Grammarly pulled its weird AI feature impersonating writers without permission.
Grammarly has quickly rolled back a controversial software feature after intense backlash. The short-lived feature was called “Expert Review,” and offered AI-generated writing advice delivered via sock puppet versions of living and dead writers, all created without their permission. The anger inspired by these “Experts” forced the company to back down this week.
Grammarly used to be a sort of omnipresent spellcheck that followed you around your web browser, but has recently been much more invested in adding tons of AI products to mediate writing. As Miles Klee wrote in Wired, new features include a “chatbot that will answer specific questions as you compose a draft, a “paraphraser” feature that suggests changes in style, a “humanizer” that revises according to a selected voice, an AI grader that predicts how your document would score as college coursework, and even tools for flagging and tweaking phrases commonly produced by large language models.”
It amounts to a completely overwhelming fleet of intrusive robots, like if a bunch of Microsoft Clippys got Keanu Reeves powers to manipulate the Matrix, and then used them to enter your Google Docs and delete all your adverbs.
“Expert Reviews” were the most specific of these tools, framed as bespoke writing coaches. Jen Dakin, communications at Grammarly’s mother company Superhuman, described the “Experts” as a process where their software scans your writing “and leverages our underlying LLM to surface expert content that can help the document’s author shape their work.” This software conveniently doesn’t “claim endorsement or direct participation from those experts,” she said, rather “it provides suggestions inspired by works of experts and points users toward influential voices whose scholarship they can then explore more deeply.” I don’t buy that Grammarly is trying to get writers to click away from their platform to connect with other writing, but okay.

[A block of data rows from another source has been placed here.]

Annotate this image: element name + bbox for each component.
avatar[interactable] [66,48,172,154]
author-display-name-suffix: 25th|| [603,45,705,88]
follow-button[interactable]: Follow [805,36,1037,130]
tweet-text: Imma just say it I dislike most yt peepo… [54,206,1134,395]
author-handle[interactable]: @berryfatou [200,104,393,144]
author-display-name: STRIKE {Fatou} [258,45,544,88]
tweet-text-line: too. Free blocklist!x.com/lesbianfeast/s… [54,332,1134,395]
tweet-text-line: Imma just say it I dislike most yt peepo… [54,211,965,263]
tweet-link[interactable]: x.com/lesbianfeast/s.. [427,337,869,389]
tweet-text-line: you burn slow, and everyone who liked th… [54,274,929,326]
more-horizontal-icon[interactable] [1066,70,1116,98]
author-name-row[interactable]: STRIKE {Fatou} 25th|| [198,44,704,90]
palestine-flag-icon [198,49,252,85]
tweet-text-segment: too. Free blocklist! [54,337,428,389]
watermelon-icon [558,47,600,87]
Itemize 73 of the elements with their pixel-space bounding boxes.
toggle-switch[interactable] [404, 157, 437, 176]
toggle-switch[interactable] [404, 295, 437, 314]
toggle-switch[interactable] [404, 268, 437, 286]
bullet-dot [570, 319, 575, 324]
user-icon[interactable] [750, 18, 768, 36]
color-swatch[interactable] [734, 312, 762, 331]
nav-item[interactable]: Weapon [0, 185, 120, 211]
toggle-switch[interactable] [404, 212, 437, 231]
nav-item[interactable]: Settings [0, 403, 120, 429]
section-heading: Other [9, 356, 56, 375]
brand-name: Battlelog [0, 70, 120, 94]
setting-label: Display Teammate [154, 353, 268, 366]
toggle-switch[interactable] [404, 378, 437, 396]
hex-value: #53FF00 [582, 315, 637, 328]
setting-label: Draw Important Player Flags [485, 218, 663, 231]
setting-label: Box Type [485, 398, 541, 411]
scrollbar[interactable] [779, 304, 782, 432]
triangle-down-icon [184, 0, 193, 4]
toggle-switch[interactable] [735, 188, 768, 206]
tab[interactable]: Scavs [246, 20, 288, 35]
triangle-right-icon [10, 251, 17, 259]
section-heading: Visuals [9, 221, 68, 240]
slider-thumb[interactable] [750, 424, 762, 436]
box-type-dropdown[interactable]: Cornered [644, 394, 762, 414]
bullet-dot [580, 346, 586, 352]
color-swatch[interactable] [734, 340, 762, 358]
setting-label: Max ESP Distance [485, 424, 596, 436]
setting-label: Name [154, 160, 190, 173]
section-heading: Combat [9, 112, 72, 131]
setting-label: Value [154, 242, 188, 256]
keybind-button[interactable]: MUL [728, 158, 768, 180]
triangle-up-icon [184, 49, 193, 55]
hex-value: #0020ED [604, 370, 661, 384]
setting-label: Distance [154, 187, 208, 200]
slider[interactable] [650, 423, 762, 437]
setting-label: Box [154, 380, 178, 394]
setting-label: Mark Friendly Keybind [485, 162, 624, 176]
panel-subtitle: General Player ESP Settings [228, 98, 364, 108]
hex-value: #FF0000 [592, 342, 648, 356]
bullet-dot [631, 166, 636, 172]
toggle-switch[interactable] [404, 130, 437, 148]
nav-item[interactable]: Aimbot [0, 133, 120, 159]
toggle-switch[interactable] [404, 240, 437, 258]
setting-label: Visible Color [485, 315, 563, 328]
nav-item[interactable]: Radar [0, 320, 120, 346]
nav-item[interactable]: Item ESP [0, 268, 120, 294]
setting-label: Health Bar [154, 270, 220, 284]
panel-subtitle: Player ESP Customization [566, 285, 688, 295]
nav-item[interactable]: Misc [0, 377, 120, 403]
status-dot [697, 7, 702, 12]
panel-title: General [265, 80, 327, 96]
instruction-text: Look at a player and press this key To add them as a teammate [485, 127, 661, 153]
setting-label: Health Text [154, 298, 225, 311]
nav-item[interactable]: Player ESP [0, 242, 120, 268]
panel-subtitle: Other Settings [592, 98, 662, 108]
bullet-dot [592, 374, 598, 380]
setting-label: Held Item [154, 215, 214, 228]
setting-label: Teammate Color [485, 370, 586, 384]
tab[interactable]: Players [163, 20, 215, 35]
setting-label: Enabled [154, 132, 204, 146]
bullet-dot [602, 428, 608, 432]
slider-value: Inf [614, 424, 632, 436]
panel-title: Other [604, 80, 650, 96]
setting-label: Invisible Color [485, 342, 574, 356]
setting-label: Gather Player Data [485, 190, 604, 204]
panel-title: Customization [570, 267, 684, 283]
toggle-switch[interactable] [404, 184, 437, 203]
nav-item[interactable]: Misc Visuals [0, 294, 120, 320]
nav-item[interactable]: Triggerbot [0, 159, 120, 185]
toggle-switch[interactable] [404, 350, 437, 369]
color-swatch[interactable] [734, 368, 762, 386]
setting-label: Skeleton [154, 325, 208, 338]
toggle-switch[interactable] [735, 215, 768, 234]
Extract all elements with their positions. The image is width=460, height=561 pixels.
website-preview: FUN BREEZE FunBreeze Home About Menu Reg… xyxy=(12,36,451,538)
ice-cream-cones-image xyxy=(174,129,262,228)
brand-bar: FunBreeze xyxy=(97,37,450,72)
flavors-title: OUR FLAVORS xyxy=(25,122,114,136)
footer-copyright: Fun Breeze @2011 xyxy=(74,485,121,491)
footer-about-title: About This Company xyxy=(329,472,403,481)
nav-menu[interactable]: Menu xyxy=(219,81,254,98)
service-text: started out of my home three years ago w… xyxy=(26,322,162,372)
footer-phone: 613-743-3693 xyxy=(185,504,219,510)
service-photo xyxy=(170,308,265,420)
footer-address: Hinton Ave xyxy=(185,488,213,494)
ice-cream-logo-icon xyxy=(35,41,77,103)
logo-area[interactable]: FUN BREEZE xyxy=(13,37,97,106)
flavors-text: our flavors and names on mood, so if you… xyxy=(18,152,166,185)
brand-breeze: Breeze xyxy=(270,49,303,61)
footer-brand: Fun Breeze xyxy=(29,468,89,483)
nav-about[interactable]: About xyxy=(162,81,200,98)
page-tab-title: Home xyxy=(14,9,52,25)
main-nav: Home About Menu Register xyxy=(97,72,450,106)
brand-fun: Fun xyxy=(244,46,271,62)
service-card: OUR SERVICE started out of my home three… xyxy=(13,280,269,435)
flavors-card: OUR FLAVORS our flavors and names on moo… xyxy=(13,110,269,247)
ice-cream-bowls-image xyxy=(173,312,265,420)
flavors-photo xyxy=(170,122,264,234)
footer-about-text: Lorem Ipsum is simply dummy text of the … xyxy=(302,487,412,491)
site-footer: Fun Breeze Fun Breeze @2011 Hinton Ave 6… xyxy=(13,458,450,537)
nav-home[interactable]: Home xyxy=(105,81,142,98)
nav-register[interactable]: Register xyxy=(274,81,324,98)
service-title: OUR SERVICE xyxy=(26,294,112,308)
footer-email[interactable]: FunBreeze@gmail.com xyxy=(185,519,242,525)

Grammarly never got permission from the people they chose to hang from their marionette strings. Their expert avatars included living and dead writers like Stephen King, Neil deGrasse Tyson, and Carl Sagan, but their scraping was incredibly broad reaching and hoovered up more than just the big names. The Verge reported that a number of editors from their masthead appeared without permission, and more depressingly, Vanessa Heggie, a professor at the University of Birmingham, posted on Linkedin about how fellow academic David Abulafia was included too. What Heggie found “obscene” was that Abulafia died in January, which didn’t stop Grammarly from using his work, name, and reputation in “creating little LLMs.”
AI companies increasingly work on a model of non-consent. Their assumption is that everything in existence can be shredded and fed into their software, which puts the onus on the rest of us to act as unpaid regulators.
And there’s something offensively tawdry that all of this is in mere service of extracting rent. There’s nothing being created here. I was a kid when the coolest a person could be was wearing American Apparel on stage next to Girl Talk’s laptop, so I get the appeal of remixing. But a private company that’s attracting $100+ million VC checks and using it to plunder the work and likenesses of public writers and academics is not a cool post modern pastiche—it’s a rip off.